圧政に未来はない

去る5月17日の秋田魁新報紙は、フリージャーナリスト北角裕樹氏への取材内容(共同通信の配信記事)を報じた。ミャンマーで逮捕、収監された後、26日ぶりに解放となり帰国したあの北角氏のことだ。

記事の見出しは「政治犯に過酷な尋問」とある。北角さんが収監中の政治犯と話した内容が記され、その政治犯は「目隠しされて殴る蹴るの暴行を加えられたり、食事を数日与えられなかったりし、命に関わる拷問を受けたと明かされた。」と北角氏に語ったようだ。拘束された北角氏自身に暴行などはなかったらしい。

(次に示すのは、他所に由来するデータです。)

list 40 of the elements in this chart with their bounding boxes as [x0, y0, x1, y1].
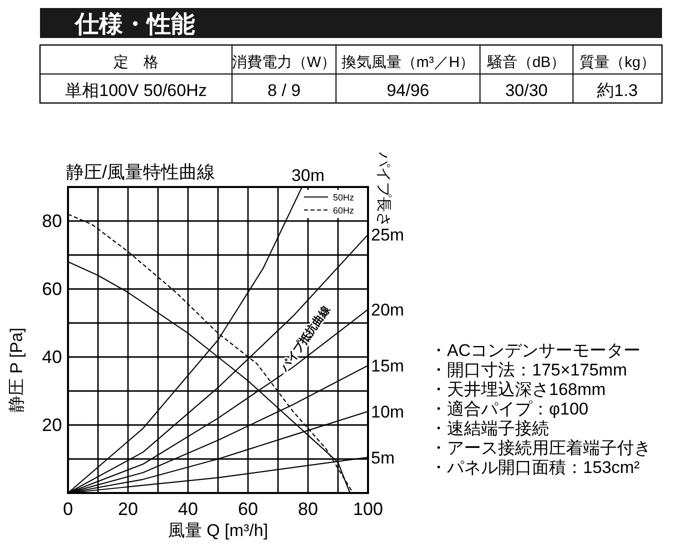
- y-tick-label: 40: [42, 347, 62, 367]
- text: ・アース接続用圧着端子付き: [430, 438, 651, 458]
- x-tick-label: 20: [118, 499, 138, 519]
- text: 騒音（dB）: [486, 54, 566, 71]
- series-label: 10m: [371, 402, 404, 422]
- series-label: 5m: [371, 448, 395, 468]
- legend-label: 60Hz: [333, 206, 355, 216]
- text: 94/96: [386, 81, 430, 100]
- text: 換気風量（m³／H）: [341, 54, 475, 71]
- y-tick-label: 80: [42, 211, 62, 231]
- legend-label: 50Hz: [333, 192, 355, 202]
- x-tick-label: 0: [62, 499, 74, 519]
- y-axis-title: 静圧 P [Pa]: [7, 328, 26, 412]
- x-tick-label: 40: [178, 499, 198, 519]
- series-label: 30m: [291, 166, 325, 185]
- text: パイプ長さ: [375, 151, 392, 227]
- series-label: 25m: [371, 226, 404, 245]
- text: 8 / 9: [267, 81, 301, 100]
- text: 単相100V 50/60Hz: [65, 81, 207, 100]
- series-label: 20m: [371, 300, 404, 320]
- text: 定 格: [114, 54, 158, 71]
- text: ・開口寸法：175×175mm: [430, 360, 627, 380]
- text: 30/30: [505, 81, 548, 100]
- text: ・ACコンデンサーモーター: [430, 341, 641, 360]
- text: ・速結端子接続: [430, 419, 549, 438]
- text: 消費電力（W）: [232, 54, 336, 71]
- y-tick-label: 60: [42, 279, 62, 299]
- text: ・適合パイプ：φ100: [430, 400, 588, 418]
- series-label: 15m: [371, 356, 404, 376]
- text: 質量（kg）: [580, 54, 656, 71]
- text: ・天井埋込深さ168mm: [430, 380, 606, 399]
- x-tick-label: 80: [298, 499, 318, 519]
- text: ・パネル開口面積：153cm²: [430, 458, 640, 477]
- x-axis-title: 風量 Q [m³/h]: [168, 521, 268, 540]
- x-tick-label: 60: [238, 499, 258, 519]
- chart-title: 静圧/風量特性曲線: [66, 162, 216, 182]
- text: 約1.3: [597, 81, 638, 100]
- y-tick-label: 20: [42, 415, 62, 435]
- text: 仕様・性能: [74, 11, 195, 38]
- x-tick-label: 100: [352, 499, 384, 519]
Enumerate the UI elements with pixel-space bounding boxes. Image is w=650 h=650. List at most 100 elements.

私はこの記事をみて、政治という行為で人類が民主主義や基本的人権を侵す誤りからぬけ出せないでいる国がまだまだ世界に一定数あることを残念に思い、「政治犯」として市民を抑圧している勢力に強い憤りを感じた。

こうした抑圧にわたしはとりわけ敏感になる。それは、あの第二次世界大戦下の日本の暗黒政治やドイツなどのファシズムの歴史に敏感になるのと同じである。戦争は、民主主義と人権の抑圧からはじまり、ファシズムに抵抗する者のみにとどまらず、圧政に迎合しないというだけでも市民が弾圧の標的とされ、さらには「政治犯」として抑圧の対象とされた歴史を知るからである。弾圧には通報もふくめて時には市民も利用される。

あれから76年、軍政下のミャンマーで同じようなことがおこっているようだが、それだけではない。アジアの大国でも、民主化を求める勢力への弾圧強化と人権侵害があり、少数民族への抑圧、甚だしい人権侵害の強制収容などが続いているようだ。国際人権規約や国際法に合致しないとされるこの大国の行為には、国連総会第3委員会でも昨年10月、ドイツなどEU加盟国のほとんどが加わる39カ国が重大な懸念の共同声明を発表した。民主主義が原点の国際法に基づけばそれは当然の声明といえる。

民主主義とあいいれないミャンマーや隣りの大国のこのような非道で強権な政治は、前述したように76年前までの我が国にも存在した。しかし、我が国がたどった歴史のように、民主主義に背く行いをする者、人権を侵す行いをする国は、いつか必ず、歴史の審判でその大罪が裁かれる時がくると思われる。

人権抑圧がまかりとおるこれらの国の事案が報道されるなか、治安維持法下にあったわが国の暗黒政治の一端を物語風に記した著書が出版された。それは『アンブレイカブル』(柳広司著・角川書店)である。作中に登場する人物を扱った小説は、たとえば三浦綾子の最晩年の著書である『母』(角川書店)などがあるが、『アンブレイカブル』は圧政を進める側の人物を主人公に据えてその視点から物語を展開するという異色の作である。

地球上に未だに存在する強権政治の暴走・圧政ではどんなことが行われるか。それらはほぼ共通している。『アンブレイカブル』はそれを考えることのできる著書と思う。『アンブレイカブル』の訳語はそれとしてあるが、作者は「敗れざる者たち」という意をこの言葉に込めているようである。